Но удивляться было некогда. Блеснул нож.
Фандорин узнал замах – точно так же, от левого плеча к правому, рассекающим ударом, бил человек под вагоном.
Едва успев отпрянуть, Эраст Петрович был вынужден пятиться и дальше. Калека отлично владел холодным оружием. Все время чередовал приемы, атаковал, не давал ни секунды передышки.
– Давай, Дятел, давай! – кричал он. – Я его держу! Ставь три минуты! Нет, две! И беги, беги!
Краем глаза (поднять голову не было возможности) Фандорин увидел, как по одной из труб, проходящих под потолком, двигается тень.
Упругий, мягкий звук. Спрыгнул на пол.
Нападет со спины? Это было бы превосходно.
Проклятье! Хлопнула стальная дверь.
Уходит!
Наконец удалось перехватить руку нападавшего. Но у ракообразного сила в единственной клешне была фантастическая – вырвался.
Эраст Петрович разозлился, что столько времени тратит на инвалида. А мина вовсю тикает, и Дятел удирает!
«Делать нечего. Прощай, Краб. Не хочешь жить – твое дело».
Отскочив назад, Фандорин выхватил «дерринджер». Пистолетик весил меньше ста грамм, хитрый металлодетектор на него не среагировал.
У «дерринджера» есть множество недостатков: всего один патрон, крошечный калибр, убить противника наповал можно лишь при точном попадании в глаз. Но имелось и одно преимущество, в данных условиях бесценное. Им Эраст Петрович и воспользовался.

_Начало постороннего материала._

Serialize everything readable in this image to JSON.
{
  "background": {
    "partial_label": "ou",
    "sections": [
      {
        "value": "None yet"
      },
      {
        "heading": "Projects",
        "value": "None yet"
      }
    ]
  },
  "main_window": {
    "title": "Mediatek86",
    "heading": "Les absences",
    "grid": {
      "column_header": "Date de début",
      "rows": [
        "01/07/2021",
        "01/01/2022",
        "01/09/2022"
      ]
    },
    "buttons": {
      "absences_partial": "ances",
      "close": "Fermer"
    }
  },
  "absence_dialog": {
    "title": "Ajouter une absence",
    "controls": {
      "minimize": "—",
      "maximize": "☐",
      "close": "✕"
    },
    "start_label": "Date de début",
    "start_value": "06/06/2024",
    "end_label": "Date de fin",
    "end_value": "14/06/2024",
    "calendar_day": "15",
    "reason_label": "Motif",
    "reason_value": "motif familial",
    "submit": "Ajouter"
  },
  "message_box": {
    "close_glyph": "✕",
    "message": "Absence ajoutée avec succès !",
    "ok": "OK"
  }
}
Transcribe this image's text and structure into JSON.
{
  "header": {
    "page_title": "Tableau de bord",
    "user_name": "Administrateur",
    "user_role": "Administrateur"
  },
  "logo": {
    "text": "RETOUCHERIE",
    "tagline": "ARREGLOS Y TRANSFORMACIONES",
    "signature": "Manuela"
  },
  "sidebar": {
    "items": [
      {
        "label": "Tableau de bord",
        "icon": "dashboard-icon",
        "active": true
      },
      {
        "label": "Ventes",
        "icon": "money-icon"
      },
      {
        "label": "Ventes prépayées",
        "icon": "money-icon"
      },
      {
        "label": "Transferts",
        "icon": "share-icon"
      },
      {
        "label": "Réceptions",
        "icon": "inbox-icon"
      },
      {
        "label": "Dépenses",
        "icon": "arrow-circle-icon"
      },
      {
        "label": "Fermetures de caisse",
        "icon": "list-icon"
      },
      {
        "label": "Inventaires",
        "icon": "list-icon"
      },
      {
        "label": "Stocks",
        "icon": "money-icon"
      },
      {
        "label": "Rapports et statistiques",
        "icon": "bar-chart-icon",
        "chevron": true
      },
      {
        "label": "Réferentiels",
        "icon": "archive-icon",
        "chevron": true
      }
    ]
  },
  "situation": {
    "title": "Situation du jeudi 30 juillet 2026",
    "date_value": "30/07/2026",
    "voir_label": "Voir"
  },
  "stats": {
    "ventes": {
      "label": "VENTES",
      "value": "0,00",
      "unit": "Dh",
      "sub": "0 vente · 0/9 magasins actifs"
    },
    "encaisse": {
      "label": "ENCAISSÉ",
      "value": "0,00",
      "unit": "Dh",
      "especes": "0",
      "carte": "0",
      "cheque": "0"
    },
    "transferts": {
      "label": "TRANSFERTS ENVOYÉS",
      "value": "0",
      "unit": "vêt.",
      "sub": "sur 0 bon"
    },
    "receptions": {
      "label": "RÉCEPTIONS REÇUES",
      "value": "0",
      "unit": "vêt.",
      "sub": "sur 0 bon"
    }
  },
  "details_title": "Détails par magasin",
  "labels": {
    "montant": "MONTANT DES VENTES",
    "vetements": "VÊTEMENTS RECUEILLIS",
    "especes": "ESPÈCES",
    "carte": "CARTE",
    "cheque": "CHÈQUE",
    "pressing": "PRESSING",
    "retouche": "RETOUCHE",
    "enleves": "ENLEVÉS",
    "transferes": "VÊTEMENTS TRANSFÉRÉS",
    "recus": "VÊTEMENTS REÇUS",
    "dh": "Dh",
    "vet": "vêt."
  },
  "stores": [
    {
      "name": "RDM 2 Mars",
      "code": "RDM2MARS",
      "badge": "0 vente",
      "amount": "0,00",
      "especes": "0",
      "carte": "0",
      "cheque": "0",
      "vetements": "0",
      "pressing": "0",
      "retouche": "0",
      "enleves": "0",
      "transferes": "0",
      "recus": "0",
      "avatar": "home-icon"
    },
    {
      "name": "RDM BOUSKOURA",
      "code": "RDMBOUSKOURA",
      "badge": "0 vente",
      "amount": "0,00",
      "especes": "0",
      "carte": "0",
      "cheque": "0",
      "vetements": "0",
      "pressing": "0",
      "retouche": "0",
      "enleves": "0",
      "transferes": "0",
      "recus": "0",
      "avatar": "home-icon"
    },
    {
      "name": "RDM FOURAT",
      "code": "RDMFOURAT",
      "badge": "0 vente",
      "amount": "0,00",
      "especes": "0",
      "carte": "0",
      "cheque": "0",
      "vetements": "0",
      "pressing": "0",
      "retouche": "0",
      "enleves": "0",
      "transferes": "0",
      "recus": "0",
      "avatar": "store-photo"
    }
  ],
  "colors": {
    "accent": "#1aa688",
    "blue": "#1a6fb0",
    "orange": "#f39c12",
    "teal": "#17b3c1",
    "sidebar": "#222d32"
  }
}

Хлопнул негромкий выстрел, пуля угодила туда, куда требовалось – в сверкающее яростью око. Если б стрелять из оружия с большой убойной силой, был бы риск, что свинец пройдет навылет и начнет рикошетить непредсказуемым образом. А тут никаких опасений: товарищ Краб повалился замертво, и пулька застряла у него в черепе.

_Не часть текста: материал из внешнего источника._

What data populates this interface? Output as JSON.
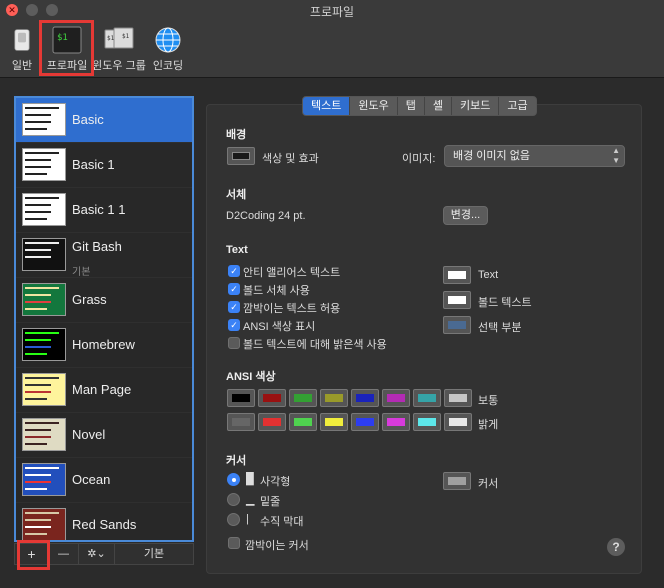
{
  "window": {
    "title": "프로파일",
    "close_glyph": "✕"
  },
  "toolbar": {
    "items": [
      {
        "label": "일반",
        "icon": "switch-icon"
      },
      {
        "label": "프로파일",
        "icon": "terminal-profile-icon"
      },
      {
        "label": "윈도우 그룹",
        "icon": "window-group-icon"
      },
      {
        "label": "인코딩",
        "icon": "globe-icon"
      }
    ]
  },
  "profiles": [
    {
      "name": "Basic",
      "sub": "",
      "thumb": "basic",
      "selected": true
    },
    {
      "name": "Basic 1",
      "sub": "",
      "thumb": "basic"
    },
    {
      "name": "Basic 1 1",
      "sub": "",
      "thumb": "basic"
    },
    {
      "name": "Git Bash",
      "sub": "기본",
      "thumb": "black"
    },
    {
      "name": "Grass",
      "sub": "",
      "thumb": "grass"
    },
    {
      "name": "Homebrew",
      "sub": "",
      "thumb": "homebrew"
    },
    {
      "name": "Man Page",
      "sub": "",
      "thumb": "manpage"
    },
    {
      "name": "Novel",
      "sub": "",
      "thumb": "novel"
    },
    {
      "name": "Ocean",
      "sub": "",
      "thumb": "ocean"
    },
    {
      "name": "Red Sands",
      "sub": "",
      "thumb": "redsands"
    }
  ],
  "list_buttons": {
    "add": "+",
    "remove": "—",
    "gear": "✲⌄",
    "default": "기본"
  },
  "tabs": [
    "텍스트",
    "윈도우",
    "탭",
    "셸",
    "키보드",
    "고급"
  ],
  "background": {
    "heading": "배경",
    "color_label": "색상 및 효과",
    "image_label": "이미지:",
    "image_value": "배경 이미지 없음"
  },
  "font": {
    "heading": "서체",
    "value": "D2Coding 24 pt.",
    "change_button": "변경..."
  },
  "text": {
    "heading": "Text",
    "options": [
      {
        "label": "안티 앨리어스 텍스트",
        "checked": true
      },
      {
        "label": "볼드 서체 사용",
        "checked": true
      },
      {
        "label": "깜박이는 텍스트 허용",
        "checked": true
      },
      {
        "label": "ANSI 색상 표시",
        "checked": true
      },
      {
        "label": "볼드 텍스트에 대해 밝은색 사용",
        "checked": false
      }
    ],
    "colors": [
      {
        "label": "Text",
        "color": "#ffffff"
      },
      {
        "label": "볼드 텍스트",
        "color": "#ffffff"
      },
      {
        "label": "선택 부분",
        "color": "#4a6a92"
      }
    ]
  },
  "ansi": {
    "heading": "ANSI 색상",
    "normal_label": "보통",
    "bright_label": "밝게",
    "normal": [
      "#000000",
      "#991111",
      "#33a033",
      "#999a2a",
      "#1a23bb",
      "#b32bb4",
      "#35a4a8",
      "#c6c6c6"
    ],
    "bright": [
      "#666666",
      "#e33131",
      "#4fd24f",
      "#f0ed3c",
      "#2d3df0",
      "#d83bdb",
      "#5de7ea",
      "#e8e8e8"
    ]
  },
  "cursor": {
    "heading": "커서",
    "options": [
      {
        "glyph": "█",
        "label": "사각형",
        "selected": true
      },
      {
        "glyph": "▁",
        "label": "밑줄",
        "selected": false
      },
      {
        "glyph": "|",
        "label": "수직 막대",
        "selected": false
      }
    ],
    "blink_label": "깜박이는 커서",
    "color_label": "커서",
    "color": "#a0a0a0"
  },
  "help_label": "?"
}
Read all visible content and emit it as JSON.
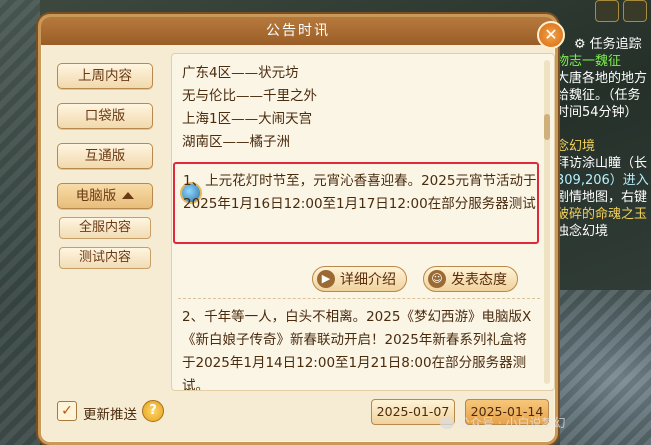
{
  "dialog": {
    "title": "公告时讯",
    "close_glyph": "✕"
  },
  "sidebar": {
    "buttons": [
      "上周内容",
      "口袋版",
      "互通版",
      "电脑版"
    ],
    "sub_buttons": [
      "全服内容",
      "测试内容"
    ]
  },
  "content": {
    "servers": [
      "广东4区——状元坊",
      "无与伦比——千里之外",
      "上海1区——大闹天宫",
      "湖南区——橘子洲"
    ],
    "notice1": "1、上元花灯时节至，元宵沁香喜迎春。2025元宵节活动于2025年1月16日12:00至1月17日12:00在部分服务器测试",
    "actions": {
      "details": "详细介绍",
      "comment": "发表态度"
    },
    "notice2": "2、千年等一人，白头不相离。2025《梦幻西游》电脑版X《新白娘子传奇》新春联动开启！2025年新春系列礼盒将于2025年1月14日12:00至1月21日8:00在部分服务器测试。"
  },
  "footer": {
    "checkbox_label": "更新推送",
    "checked": true,
    "help_glyph": "?",
    "dates": [
      "2025-01-07",
      "2025-01-14"
    ],
    "selected_date": "2025-01-14"
  },
  "quest_panel": {
    "header": "任务追踪",
    "lines": [
      {
        "text": "物志一魏征",
        "color": "g"
      },
      {
        "text": "大唐各地的地方",
        "color": "w"
      },
      {
        "text": "给魏征。（任务",
        "color": "w"
      },
      {
        "text": "时间54分钟）",
        "color": "w"
      },
      {
        "text": "",
        "color": "w"
      },
      {
        "text": "念幻境",
        "color": "y"
      },
      {
        "text": "拜访涂山瞳（长",
        "color": "w"
      },
      {
        "text": "309,206）进入",
        "color": "c"
      },
      {
        "text": "剧情地图，右键",
        "color": "w"
      },
      {
        "text": "破碎的命魂之玉",
        "color": "y"
      },
      {
        "text": "浊念幻境",
        "color": "w"
      }
    ]
  },
  "watermark": "公众号 · 小白说梦幻"
}
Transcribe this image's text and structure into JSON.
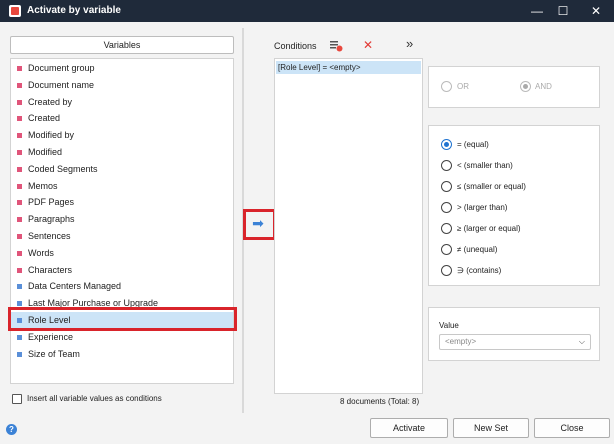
{
  "window": {
    "title": "Activate by variable",
    "minimize": "—",
    "maximize": "☐",
    "close": "✕"
  },
  "variables_button": "Variables",
  "variables": [
    {
      "label": "Document group",
      "color": "#e0557a"
    },
    {
      "label": "Document name",
      "color": "#e0557a"
    },
    {
      "label": "Created by",
      "color": "#e0557a"
    },
    {
      "label": "Created",
      "color": "#e0557a"
    },
    {
      "label": "Modified by",
      "color": "#e0557a"
    },
    {
      "label": "Modified",
      "color": "#e0557a"
    },
    {
      "label": "Coded Segments",
      "color": "#e0557a"
    },
    {
      "label": "Memos",
      "color": "#e0557a"
    },
    {
      "label": "PDF Pages",
      "color": "#e0557a"
    },
    {
      "label": "Paragraphs",
      "color": "#e0557a"
    },
    {
      "label": "Sentences",
      "color": "#e0557a"
    },
    {
      "label": "Words",
      "color": "#e0557a"
    },
    {
      "label": "Characters",
      "color": "#e0557a"
    },
    {
      "label": "Data Centers Managed",
      "color": "#5a8fd8"
    },
    {
      "label": "Last Major Purchase or Upgrade",
      "color": "#5a8fd8"
    },
    {
      "label": "Role Level",
      "color": "#5a8fd8"
    },
    {
      "label": "Experience",
      "color": "#5a8fd8"
    },
    {
      "label": "Size of Team",
      "color": "#5a8fd8"
    }
  ],
  "selected_variable_index": 15,
  "insert_all_label": "Insert all variable values as conditions",
  "conditions": {
    "label": "Conditions",
    "items": [
      "[Role Level] = <empty>"
    ],
    "status": "8 documents (Total: 8)"
  },
  "logic": {
    "or_label": "OR",
    "and_label": "AND",
    "selected": "AND"
  },
  "operators": [
    {
      "label": "= (equal)",
      "checked": true
    },
    {
      "label": "< (smaller than)",
      "checked": false
    },
    {
      "label": "≤ (smaller or equal)",
      "checked": false
    },
    {
      "label": "> (larger than)",
      "checked": false
    },
    {
      "label": "≥ (larger or equal)",
      "checked": false
    },
    {
      "label": "≠ (unequal)",
      "checked": false
    },
    {
      "label": "∋ (contains)",
      "checked": false
    }
  ],
  "value": {
    "label": "Value",
    "current": "<empty>"
  },
  "buttons": {
    "activate": "Activate",
    "new_set": "New Set",
    "close": "Close"
  },
  "icons": {
    "arrow": "➡",
    "expand": "»",
    "delete": "✕",
    "help": "?",
    "chevron": "⌵"
  },
  "colors": {
    "accent": "#1f73d1",
    "highlight": "#d9242b",
    "selection": "#cce4f7"
  }
}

Молнией, через две перекладины на третью, не касаясь перил руками, Фандорин взлетел по лесенке.
Несколько мгновений сосредоточенно смотрел на циферблат часовой мины, определяя, какой она системы.

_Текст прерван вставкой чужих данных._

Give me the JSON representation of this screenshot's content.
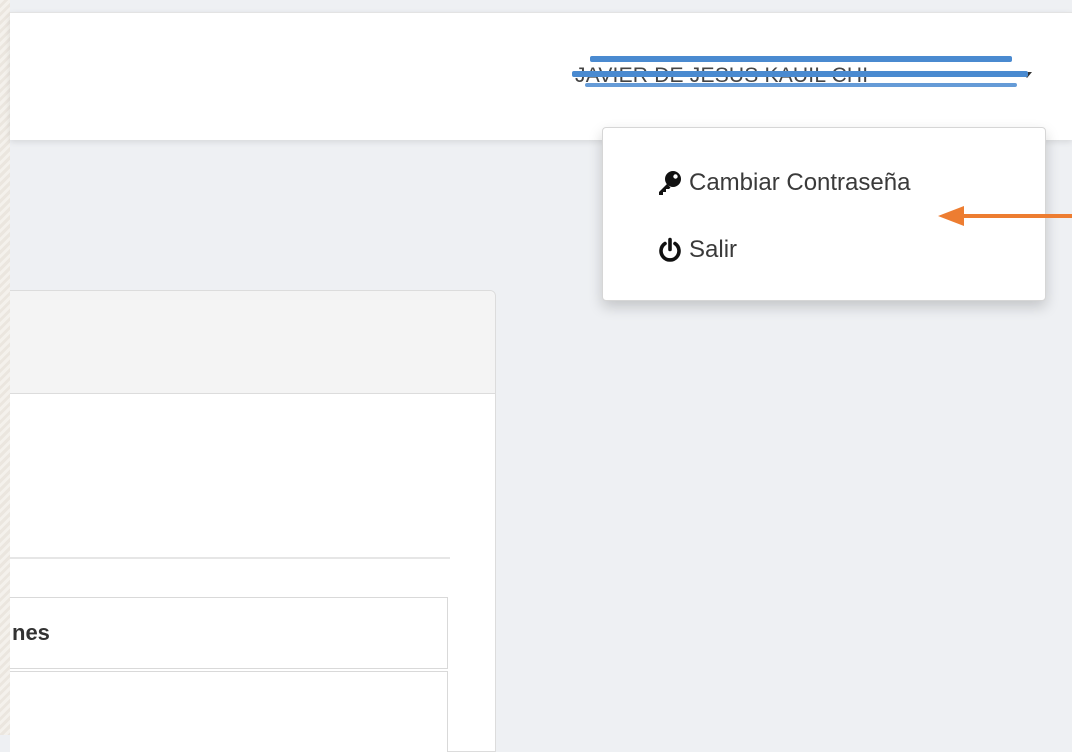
{
  "header": {
    "user_name": "JAVIER DE JESUS KAUIL CHI",
    "user_name_redacted": true
  },
  "user_menu": {
    "items": [
      {
        "label": "Cambiar Contraseña",
        "icon": "key-icon"
      },
      {
        "label": "Salir",
        "icon": "power-icon"
      }
    ]
  },
  "table": {
    "header_partial": "nes"
  },
  "colors": {
    "redaction": "#4a8ad0",
    "annotation_arrow": "#ed7d31",
    "background": "#eef0f3"
  }
}
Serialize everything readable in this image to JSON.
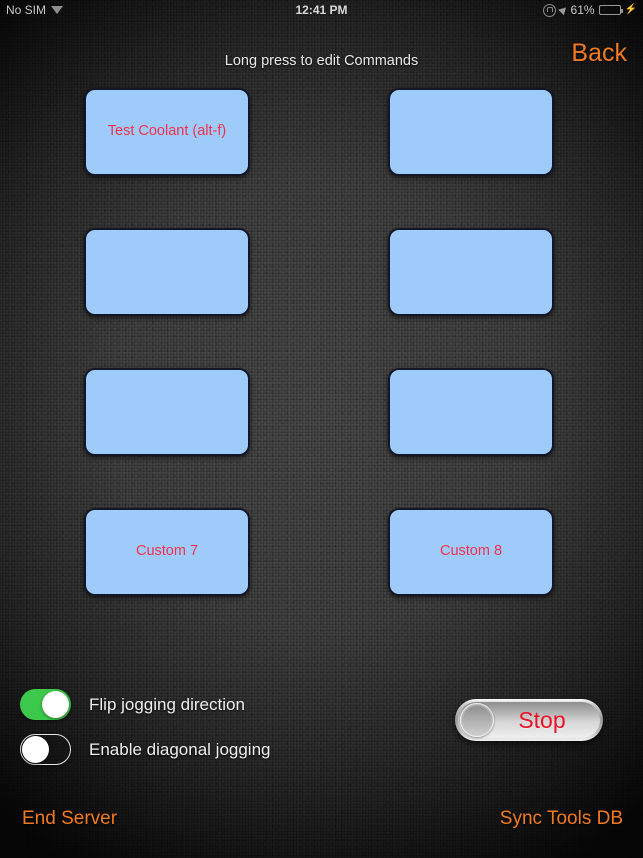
{
  "status_bar": {
    "carrier": "No SIM",
    "wifi_icon": "wifi-icon",
    "time": "12:41 PM",
    "orientation_lock_icon": "rotation-lock-icon",
    "location_icon": "location-arrow-icon",
    "battery_percent": "61%",
    "battery_level": 61,
    "battery_color": "#2fd355",
    "charging_icon": "lightning-bolt-icon"
  },
  "header": {
    "hint": "Long press to edit Commands",
    "back_label": "Back",
    "accent_color": "#f07a22"
  },
  "commands": {
    "button_text_color": "#f0314a",
    "button_fill_color": "#9fcbfb",
    "rows": [
      {
        "left": {
          "label": "Test Coolant (alt-f)"
        },
        "right": {
          "label": ""
        }
      },
      {
        "left": {
          "label": ""
        },
        "right": {
          "label": ""
        }
      },
      {
        "left": {
          "label": ""
        },
        "right": {
          "label": ""
        }
      },
      {
        "left": {
          "label": "Custom 7"
        },
        "right": {
          "label": "Custom 8"
        }
      }
    ]
  },
  "toggles": [
    {
      "label": "Flip jogging direction",
      "state": "on",
      "on_color": "#3cc94b"
    },
    {
      "label": "Enable diagonal jogging",
      "state": "off",
      "on_color": "#3cc94b"
    }
  ],
  "stop_control": {
    "label": "Stop",
    "label_color": "#e8122a"
  },
  "footer": {
    "end_server_label": "End Server",
    "sync_tools_label": "Sync Tools DB",
    "accent_color": "#f07a22"
  }
}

Дятел поставил замедление не на три минуты и даже не на две – на шестьдесят секунд. И пятьдесят из них уже прошли.
Но и десять секунд немало. Особенно если бомба такого незатейливого устройства, с простеньким электролитиевым взрывателем Льюиса.
Эраст Петрович вынул батарейку, и стрелка остановилась.
Теперь можно заняться Дятлом. Далеко ли он успел убежать? И как собирается попасть за ворота?
Не теряя времени на спуск, Фандорин проделал тот же путь, каким минуту назад ушел Дятел: пробежал по керосиновой трубе, потом соскочил вниз. С высоты метров в семь неподготовленному человеку спрыгнуть непросто. Неудивительно, что это получилось у Эраста Петровича, он специально обучался науке прыжков и падений. Но каков Дятел?
«Трудный случай. Видимо, придется побегать», – подумал Фандорин. Не без удовольствия.
Белый человек в черном городе
«Веблея» в ячейке не оказалось. Эраст Петрович выругался. Проклятый Дятел не только умел прыгать не хуже «крадущихся», он еще и отлично разбирался в оружии. Губа не дура! На «маузер» зарезанного часового не польстился!
Ну теперь уж точно нельзя было упустить злодея. Другого такого «веблея» нет на всем белом свете. Усовершенствование существующей модели Фандорин разработал сам, образец изготовили на заказ, ждать пришлось чуть ли не год.
След преступника обнаружился, едва лишь Эраст Петрович выбежал во двор.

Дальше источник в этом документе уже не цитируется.